On sait, on l’a assez répété, que l’idée et l’objet ne peuvent coïncider. Et pourtant, ici, Stéphane Couturier approche de la « vérité ». Il ne convoque pas nos sens mais il nous fait voir les matières. En recourant systématiquement à la bande-séquence, il se dégage d’une description uniquement matiériste. Sa photographie a l’ambition de rendre compte de cet événement par le nombre infini de circonstances qui l’accompagnent. Ce n’est pas en convoquant le hasard que le photographe nous conduit à entrevoir des morceaux de vivant. L’idée de la bande fragmentaire les relie, ou plutôt elle les rapporte à une forme de pensée qui leur confère un sens. La représentation précise des propriétés de ce qui est exposé incite le spectateur au commentaire. La méthode photographique est implacable.

N’y aurait-il donc de vérité que dans cette géométrie et dans la rigueur des lignes ? La connaissance des choses pourtant est inséparable de ces objets suspendus, courant le long d’interminables façades. Le périssable, l’histoire quotidienne des hommes, se joue du monument et de son essence. Le temps est la grande affaire de cette photographie ; à chaque image son lot de strates historiques. Le temps long s’affiche aux côtés d’une actualité toujours changeante. Les draps, les vêtements sèchent et les antennes paraboliques signalent la modernité. Hors du temps et dans l’instant, la photographie constate que rien ne précède rien.
[...]

On voit comment se constitue l’univers photographique de Stéphane Couturier. Croyant contempler une abondante documentation sur l’architecture ou simplement compulser un inventaire insensible, le spectateur que nous sommes contemple sa propre relation à l’ordre et au désordre.

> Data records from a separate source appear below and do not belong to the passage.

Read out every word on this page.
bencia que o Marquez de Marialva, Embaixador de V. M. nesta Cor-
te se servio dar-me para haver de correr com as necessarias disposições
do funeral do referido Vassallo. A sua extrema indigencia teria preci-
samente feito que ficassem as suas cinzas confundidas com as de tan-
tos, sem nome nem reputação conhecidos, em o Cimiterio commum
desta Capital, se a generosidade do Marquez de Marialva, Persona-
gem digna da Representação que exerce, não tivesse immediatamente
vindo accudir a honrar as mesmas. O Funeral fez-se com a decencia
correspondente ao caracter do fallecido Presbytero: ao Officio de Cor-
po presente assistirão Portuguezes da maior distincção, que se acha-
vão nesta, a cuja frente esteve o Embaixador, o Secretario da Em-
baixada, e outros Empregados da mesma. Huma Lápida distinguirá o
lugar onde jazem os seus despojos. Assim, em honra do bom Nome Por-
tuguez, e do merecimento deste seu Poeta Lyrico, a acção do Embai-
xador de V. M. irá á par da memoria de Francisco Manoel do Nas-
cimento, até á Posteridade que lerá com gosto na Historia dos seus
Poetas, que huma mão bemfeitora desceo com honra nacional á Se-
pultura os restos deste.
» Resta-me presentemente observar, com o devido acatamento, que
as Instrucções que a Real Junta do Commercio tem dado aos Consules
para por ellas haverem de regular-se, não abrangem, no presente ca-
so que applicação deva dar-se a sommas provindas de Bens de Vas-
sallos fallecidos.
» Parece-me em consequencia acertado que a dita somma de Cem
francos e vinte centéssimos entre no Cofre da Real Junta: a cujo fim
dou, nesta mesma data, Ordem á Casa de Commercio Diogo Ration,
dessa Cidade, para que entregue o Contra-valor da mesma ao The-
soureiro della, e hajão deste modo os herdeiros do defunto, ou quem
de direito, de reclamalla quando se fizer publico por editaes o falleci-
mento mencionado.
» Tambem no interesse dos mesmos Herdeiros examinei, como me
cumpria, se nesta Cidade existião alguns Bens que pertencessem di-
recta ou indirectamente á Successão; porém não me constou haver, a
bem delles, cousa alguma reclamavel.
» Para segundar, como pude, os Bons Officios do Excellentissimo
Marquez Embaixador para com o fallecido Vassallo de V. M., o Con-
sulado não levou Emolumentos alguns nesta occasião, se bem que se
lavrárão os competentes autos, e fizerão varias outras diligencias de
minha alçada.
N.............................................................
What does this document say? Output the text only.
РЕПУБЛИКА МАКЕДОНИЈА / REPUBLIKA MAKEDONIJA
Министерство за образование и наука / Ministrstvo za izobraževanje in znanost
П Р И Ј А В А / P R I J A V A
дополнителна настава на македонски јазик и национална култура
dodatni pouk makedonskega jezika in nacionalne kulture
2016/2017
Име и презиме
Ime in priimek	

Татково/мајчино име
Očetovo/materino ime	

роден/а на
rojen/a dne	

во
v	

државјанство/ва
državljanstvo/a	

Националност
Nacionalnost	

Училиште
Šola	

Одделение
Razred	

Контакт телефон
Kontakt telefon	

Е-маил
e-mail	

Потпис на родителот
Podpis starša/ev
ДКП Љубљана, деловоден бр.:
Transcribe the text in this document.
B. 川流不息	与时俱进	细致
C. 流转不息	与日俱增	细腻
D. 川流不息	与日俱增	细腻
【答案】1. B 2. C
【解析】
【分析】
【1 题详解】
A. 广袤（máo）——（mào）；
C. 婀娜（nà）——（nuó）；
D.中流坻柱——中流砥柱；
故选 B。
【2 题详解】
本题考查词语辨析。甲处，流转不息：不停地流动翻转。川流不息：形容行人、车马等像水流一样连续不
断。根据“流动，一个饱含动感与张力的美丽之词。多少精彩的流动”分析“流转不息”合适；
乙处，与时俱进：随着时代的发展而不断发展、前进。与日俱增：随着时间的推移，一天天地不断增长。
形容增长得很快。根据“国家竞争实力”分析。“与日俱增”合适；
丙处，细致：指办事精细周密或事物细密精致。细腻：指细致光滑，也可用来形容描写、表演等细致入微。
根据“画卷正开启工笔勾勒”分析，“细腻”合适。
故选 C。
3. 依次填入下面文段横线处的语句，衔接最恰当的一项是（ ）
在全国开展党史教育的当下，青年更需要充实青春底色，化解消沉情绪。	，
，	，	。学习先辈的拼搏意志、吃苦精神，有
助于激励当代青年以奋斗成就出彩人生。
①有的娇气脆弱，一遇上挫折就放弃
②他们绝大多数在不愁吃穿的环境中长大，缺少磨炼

Toutes ces images, dans leur construction subtilement répétitives, sont l’écho de nos angoisses et de nos désirs. La photographie, dans des temps anciens, aimait définir le bien et le mal.
 Ici, la prise de position décrit l’impératif des choses et son antidote, le fluide. Dans ces photographies, on ne se heurte jamais au solide. La vie est évitement et retirement. 

François Cheval

Visite de l’exposition avec Stéphane Couturier, samedi 15 octobre / 15 h 30 suivie d’une séance de dédicaces.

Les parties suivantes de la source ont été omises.